LA FORZA DEL VERO: I PITTORI MODERNI DELLA REALTÀ A ROVERETO

Chi ha detto che il secondo dopoguerra pittorico debba essere votato al modernismo? La breve ma intensissima esperienza degli autoproclamati “Pittori moderni della realtà”, sbocciata nel biennio 1947-49, vede un raccolto gruppo di pittori assumere su di sé l’eredità dei Valori Plastici e del Realismo Magico in difesa della “grande tradizione pittorica”.
I quattro cavalieri della difesa del reale ‒ che moltissimo devono alla precoce riscoperta di Caravaggio ‒sono Gregorio Sciltian, di origine armena ma di nazionalità sovietica, l’italiano Pietro Annigoni e i fratelli spagnoli Antonio e Xavier Bueno (cui si aggiungono poi anche Giovanni Acci, Carlo Guarienti e Alfredo Serri). In sole cinque mostre, lavorando perlopiù intorno a Firenze, i Pittori moderni sviluppano una visione di impressionante modernità.
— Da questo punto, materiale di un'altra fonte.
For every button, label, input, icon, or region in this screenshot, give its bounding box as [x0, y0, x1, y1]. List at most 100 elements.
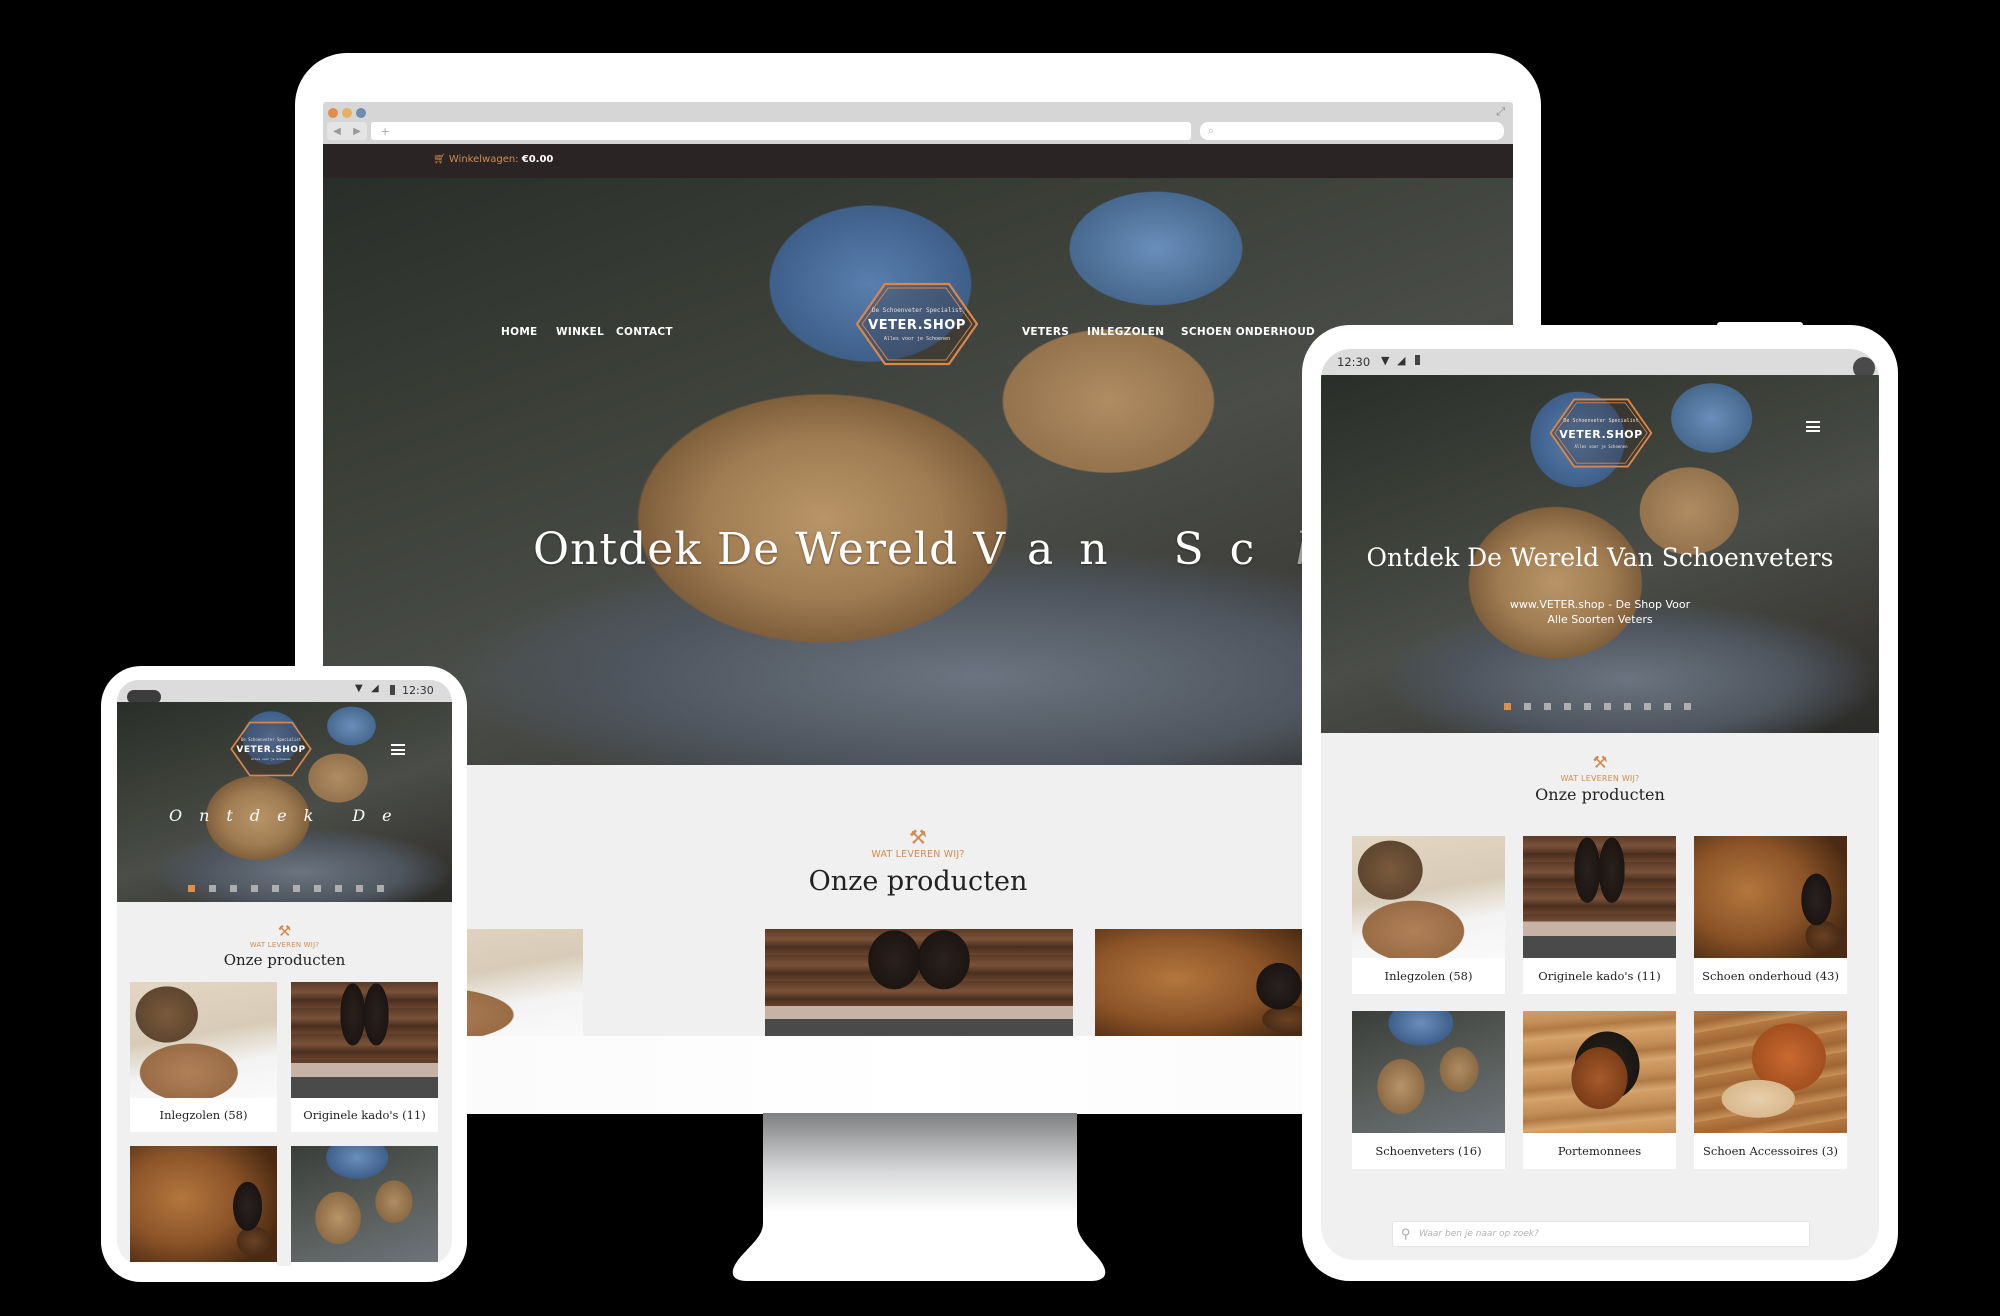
slider-dot[interactable] [1604, 703, 1611, 710]
slider-dot[interactable] [1564, 703, 1571, 710]
nav-home[interactable]: HOME [501, 326, 538, 338]
nav-veters[interactable]: VETERS [1022, 326, 1069, 338]
category-card[interactable]: Schoenveters (16) [1352, 1011, 1505, 1169]
category-label: Schoenveters (16) [1375, 1144, 1482, 1158]
nav-inlegzolen[interactable]: INLEGZOLEN [1087, 326, 1164, 338]
logo-brand-text: VETER.SHOP [868, 317, 966, 333]
slider-dot[interactable] [1544, 703, 1551, 710]
hero-headline-animating: Van Sc [973, 524, 1281, 575]
shoe-care-photo [1095, 929, 1325, 1036]
slider-dot[interactable] [1524, 703, 1531, 710]
cart-icon: 🛒︎ [433, 154, 446, 165]
logo-tagline-top: De Schoenveter Specialist [871, 306, 963, 314]
slider-dot[interactable] [272, 885, 279, 892]
cart-value: €0.00 [521, 154, 554, 165]
slider-dot[interactable] [377, 885, 384, 892]
wallets-photo [1523, 1011, 1676, 1133]
phone-slider-pagination [188, 885, 384, 892]
slider-dot[interactable] [1624, 703, 1631, 710]
back-arrow-icon[interactable]: ◀ [333, 126, 341, 137]
slider-dot[interactable] [1584, 703, 1591, 710]
hamburger-menu-icon[interactable] [1806, 421, 1820, 432]
wifi-icon: ▼ [1381, 354, 1390, 367]
close-window-button[interactable] [328, 108, 338, 118]
category-card-schoen-onderhoud[interactable] [1095, 929, 1325, 1036]
category-card[interactable]: Schoen onderhoud (43) [1694, 836, 1847, 994]
section-title: Onze producten [223, 951, 346, 969]
search-icon: ⌕ [1208, 125, 1215, 137]
gift-shoes-photo [765, 929, 1073, 1036]
forward-arrow-icon[interactable]: ▶ [353, 126, 361, 137]
browser-nav-arrows[interactable]: ◀ ▶ [327, 122, 367, 140]
insoles-photo [1352, 836, 1505, 958]
phone-device: ▼ ◢ 12:30 De Schoenveter Specialist VETE… [101, 666, 467, 1282]
shoe-care-photo [130, 1146, 277, 1262]
hamburger-menu-icon[interactable] [391, 744, 405, 755]
section-label: WAT LEVEREN WIJ? [249, 941, 320, 949]
url-bar[interactable]: + [371, 122, 1191, 140]
signal-icon: ◢ [371, 683, 379, 694]
phone-hero-headline: Ontdek De [169, 806, 409, 825]
maximize-window-button[interactable] [356, 108, 366, 118]
fullscreen-expand-icon[interactable]: ⤢ [1496, 106, 1505, 119]
boots-laces-photo [291, 1146, 438, 1262]
category-card[interactable]: Originele kado's (11) [291, 982, 438, 1132]
slider-dot[interactable] [314, 885, 321, 892]
category-card[interactable]: Inlegzolen (58) [1352, 836, 1505, 994]
category-card[interactable]: Schoen onderhoud (43) [130, 1146, 277, 1266]
phone-status-bar: ▼ ◢ 12:30 [117, 680, 452, 704]
category-card[interactable]: Schoen Accessoires (3) [1694, 1011, 1847, 1169]
phone-screen: ▼ ◢ 12:30 De Schoenveter Specialist VETE… [117, 680, 452, 1266]
search-field[interactable]: ⚲ [1392, 1221, 1810, 1247]
nav-schoen-onderhoud[interactable]: SCHOEN ONDERHOUD [1181, 326, 1315, 338]
logo-tagline-top: De Schoenveter Specialist [240, 737, 302, 742]
status-time: 12:30 [402, 684, 434, 697]
section-title: Onze producten [1535, 785, 1665, 804]
site-logo[interactable]: De Schoenveter Specialist VETER.SHOP All… [855, 282, 979, 366]
battery-icon [1415, 355, 1420, 365]
category-label: Inlegzolen (58) [159, 1108, 248, 1122]
search-icon: ⚲ [1401, 1226, 1411, 1241]
signal-icon: ◢ [1397, 354, 1406, 367]
category-label: Schoenveters (16) [291, 1262, 438, 1266]
wifi-icon: ▼ [355, 683, 363, 694]
slider-dot[interactable] [251, 885, 258, 892]
slider-dot[interactable] [1504, 703, 1511, 710]
category-card[interactable]: Inlegzolen (58) [130, 982, 277, 1132]
shoe-care-photo [1694, 836, 1847, 958]
minimize-window-button[interactable] [342, 108, 352, 118]
tablet-slider-pagination [1504, 703, 1691, 710]
category-label: Originele kado's (11) [303, 1108, 426, 1122]
nav-contact[interactable]: CONTACT [616, 326, 673, 338]
category-card[interactable]: Originele kado's (11) [1523, 836, 1676, 994]
logo-tagline-bottom: Alles voor je Schoenen [251, 757, 291, 761]
cart-summary[interactable]: 🛒︎ Winkelwagen: €0.00 [433, 154, 553, 165]
slider-dot[interactable] [209, 885, 216, 892]
category-label: Schoen onderhoud (43) [1702, 969, 1839, 983]
category-card-originele-kados[interactable] [765, 929, 1073, 1036]
tablet-site-logo[interactable]: De Schoenveter Specialist VETER.SHOP All… [1549, 397, 1653, 469]
tablet-status-bar: 12:30 ▼ ◢ [1321, 349, 1879, 379]
slider-dot[interactable] [1664, 703, 1671, 710]
slider-dot[interactable] [356, 885, 363, 892]
browser-search-bar[interactable]: ⌕ [1200, 122, 1504, 140]
hero-subtitle-line2: Alle Soorten Veters [1547, 613, 1653, 626]
slider-dot[interactable] [1684, 703, 1691, 710]
slider-dot[interactable] [293, 885, 300, 892]
battery-icon [390, 685, 395, 695]
slider-dot[interactable] [1644, 703, 1651, 710]
nav-winkel[interactable]: WINKEL [556, 326, 604, 338]
category-label: Originele kado's (11) [1538, 969, 1661, 983]
category-card[interactable]: Schoenveters (16) [291, 1146, 438, 1266]
phone-site-logo[interactable]: De Schoenveter Specialist VETER.SHOP All… [230, 720, 312, 778]
hero-headline: Ontdek De Wereld Van Sc h [533, 524, 1325, 575]
slider-dot[interactable] [335, 885, 342, 892]
slider-dot[interactable] [188, 885, 195, 892]
search-input[interactable] [1419, 1225, 1799, 1243]
category-card[interactable]: Portemonnees [1523, 1011, 1676, 1169]
tablet-hero-slider: De Schoenveter Specialist VETER.SHOP All… [1321, 375, 1879, 733]
slider-dot[interactable] [230, 885, 237, 892]
logo-brand-text: VETER.SHOP [236, 745, 306, 755]
category-label: Schoen onderhoud (43) [130, 1262, 277, 1266]
logo-tagline-bottom: Alles voor je Schoenen [883, 335, 951, 342]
Con opere magistrali come Bacco all’osteria di Sciltian e La carrozza dei fratelli Bueno, i “moderni” sono molto apprezzati dal pubblico e dai collezionisti, ricorda la curatrice Daniela Ferrari, nonché da artisti come Giorgio de Chirico, che contribuisce alla solidità della proposta tecnica e “morale” del gruppo. D’altra parte ottengono anche pessime opinioni di critica, con accuse di passatismo e vuoto virtuosismo: sfugge il loro messaggio programmatico, rivolto a una rinascita della pittura attraverso il richiamo costante a riferimenti classici e la ricerca di virtù artistiche dalle connotazioni spirituali assolute. La pittura dei quattro protagonisti del movimento, che vuole catturare la realtà senza escamotage, fugge così dalle avanguardie e dall’astrattismo come da espressioni di decadenza. Questa marcata spinta polemica finisce per attirare ancora più critiche di radicalità e di uno scollamento dalla realtà postbellica: il gruppo si scioglie, lasciandoci in eredità un cospicuo novero di opere di una modernità sconcertante.